JAKARTA (kabarjitu): Pemerintah Provinsi DKI Jakarta menginisiasi program Sampah Tanggungjawab Bersama (Samtama). Program tersebut diluncurkan agar warga DKI mulai melakukan pengolahan sampah secara mandiri dan mengurangi sampah di ibu kota. Produksi sampah di ibu kota saat ini mencapai 7.500 ton  per harinya. Jumlah itu mayoritas berasal dari sampah permukiman atau rumah tangga.

“Program ini dilakukan guna mendukung target pengurangan emisi gas rumah kaca (GRK), khususnya di Jakarta,” kata Kepala Dinas lingkungan Hidup DKI Jakarta, Andono Warih di Jakarta, Jumat (13/09/2019).

Menurutnya, dalam pengelolaan sampah perlu perubahan pola pikir masyarakat, bukan sekadar mengirim sampah ke TPST Bantargebang, melainkan mengubah perilaku warga dalam mengelola sampah.

“Kita harus memulai kegiatan pengurangan sampah dengan aktifitas 3R (reduce kurangi, reuse-guna ulang, recycle-daur ulang),” tuturnya.

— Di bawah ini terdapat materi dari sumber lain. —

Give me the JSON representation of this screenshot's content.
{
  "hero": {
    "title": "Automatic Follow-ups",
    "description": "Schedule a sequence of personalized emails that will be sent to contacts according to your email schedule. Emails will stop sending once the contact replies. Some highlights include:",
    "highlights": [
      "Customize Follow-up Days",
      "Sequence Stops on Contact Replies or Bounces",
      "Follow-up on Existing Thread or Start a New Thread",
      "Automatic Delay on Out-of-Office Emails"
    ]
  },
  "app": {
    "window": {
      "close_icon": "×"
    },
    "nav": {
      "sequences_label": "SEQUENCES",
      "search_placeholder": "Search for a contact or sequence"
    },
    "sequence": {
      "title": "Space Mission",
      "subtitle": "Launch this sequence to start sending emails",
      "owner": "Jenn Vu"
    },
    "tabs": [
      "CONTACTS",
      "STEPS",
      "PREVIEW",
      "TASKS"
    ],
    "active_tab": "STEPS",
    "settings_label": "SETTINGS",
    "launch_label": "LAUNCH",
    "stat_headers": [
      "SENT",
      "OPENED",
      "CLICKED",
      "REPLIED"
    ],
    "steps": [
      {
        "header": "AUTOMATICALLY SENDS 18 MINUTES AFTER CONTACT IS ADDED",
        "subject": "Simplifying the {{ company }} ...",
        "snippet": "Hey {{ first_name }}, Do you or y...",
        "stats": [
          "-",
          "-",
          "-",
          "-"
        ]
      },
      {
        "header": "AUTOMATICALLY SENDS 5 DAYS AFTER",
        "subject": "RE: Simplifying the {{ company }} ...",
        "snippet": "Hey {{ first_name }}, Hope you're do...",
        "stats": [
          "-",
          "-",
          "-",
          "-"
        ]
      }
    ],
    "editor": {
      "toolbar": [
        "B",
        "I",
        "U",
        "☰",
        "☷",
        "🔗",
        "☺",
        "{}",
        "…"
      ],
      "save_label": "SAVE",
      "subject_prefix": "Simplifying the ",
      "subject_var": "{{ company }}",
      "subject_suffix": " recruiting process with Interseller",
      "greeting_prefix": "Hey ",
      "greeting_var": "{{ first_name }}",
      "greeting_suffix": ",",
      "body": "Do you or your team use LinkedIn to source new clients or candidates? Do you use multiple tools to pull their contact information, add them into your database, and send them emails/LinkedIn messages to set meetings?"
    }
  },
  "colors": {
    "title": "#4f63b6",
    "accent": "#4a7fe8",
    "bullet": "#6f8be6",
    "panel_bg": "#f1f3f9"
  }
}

Ia menjelaskan kegiatan program ini dilaksanakan terlebih dahulu melalui Rukun Warga (RW) percontohan. Perlu diketahui, di Jakarta ada 2.927 RW. Hal itu nantinya diduplikasi di seluruh RW se-Jakarta, baik itu mengenai pengembangan bank sampah, pengembangan Tempat Pembuangan Sampah TPS 3R.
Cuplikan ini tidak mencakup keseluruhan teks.